Monday, February 25, 2008

Hair

Give me down to there hair
Shoulder length or longer hair
Here baby, there mama
Everywhere daddy daddy

Hair, hair, hair, hair
Grow it, show it
Long as I can grow it
My hair

I let it fly in the breeze
And get caught in the trees
Give a home for the fleas in my hair
A home for fleas
A hive for the buzzin' bees
A nest for birds
There ain't no words
For the beauty, the splendor, the wonder
Of my...

Hair, hair, hair, hair,
Grow it, show it
Long as I can grow it
My hair

--Hair; Hair the Musical

From the first time I saw the Beatles on Ed Sullivan in 1964, I pretty much knew I was going to grow my hair long. And by today's standards, the Beatle's hair wasn't really that long. But by the late 50s and early 60s standards they were scandalously shaggy.

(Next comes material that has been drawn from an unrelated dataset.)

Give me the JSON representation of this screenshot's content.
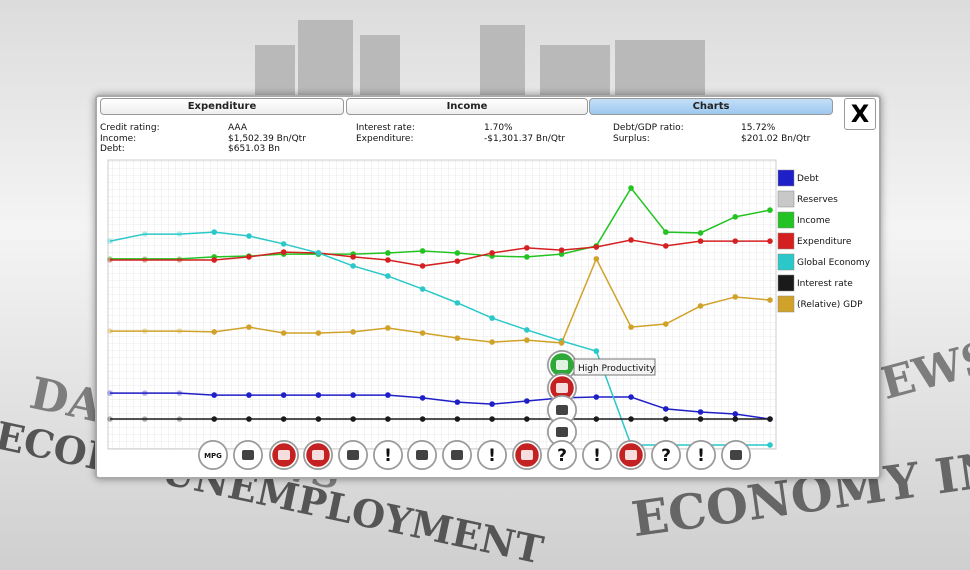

Maybe it was also my own backlash reaction to my mother's do-it-at-home haircuts that inevitably led to me wanting my hair long. And perhaps my mother was tired of trying to even up her slips of the clippers. So my hair grew. I remember my Aunt Erma teasing me unmercifully about it, asking, "Who is this pretty little girl?"

That just strengthened my resolve. I spent most of my youth, adolescence and young adulthood with fairly long hair. At one point in the 90s, I am ashamed to say, I even had a ponytail.

With 50 less than a month away, I keep my hair (grateful that I've kept my hair) respectfully short. I do not want to be one of those middle-aged men who tries to hide from Father Time in the fashions of his youth. I don't wear my ear rings anymore, either. My tattoo is my only concession to rebellion. But I got that when I was 45, so I figure it is exempt from the stigma of a aging man not accepting his fate gracefully.

But part of me misses my flowing locks. I miss my face framed by free range hair. I miss bandanas and headbands. I even miss the constant brushing the hair out of my face. Maybe it is the silver that has strangled the once brown strands and feeds the longing. Or maybe it is the Samson in me longing for that symbol of strength that maturity has robbed from me.

Who knows? Someday, maybe when I'm staring at 60 and more aged than middle aged I'll let the hair grow again (provided I am still blessed with it). Cause no matter how you cut it, there really ain't no words for the beauty, the splendor and the wonder of my hair.

5 comments:

Blazngfyre said...

I'll be 40 in 6 months and my hair is down to my waist.
It has never been this long in my life, and I LOVE IT!

I say .... GROW IT! :D

Tim ID said...

Blazngfyre,
Hair today, gone tomorrow. :)

R. said...

As my hair gets thinner on top I notice that things are growing quite well closer to the ground.

Fortunately, I don't wear shorts. I hope not to need them at some point. With luck, any indecency will be fully obscured from public notice and I can stroll around as God intended without harassment or sunburn.

Tim ID said...

R.
TMI

Mikey said...

There was a time when my hair was past my shoulders. But the more it thinned on top, the stupider it began to look. Is there anything sadder than a bald man with a pony tail?
Someone once said "I'm not getting older, I'm getting better". To whoever said that I say... lick me.
Betty Davis said it best when she said "Getting old ain't for sissies".
Amen to that, sister. And I miss my hair.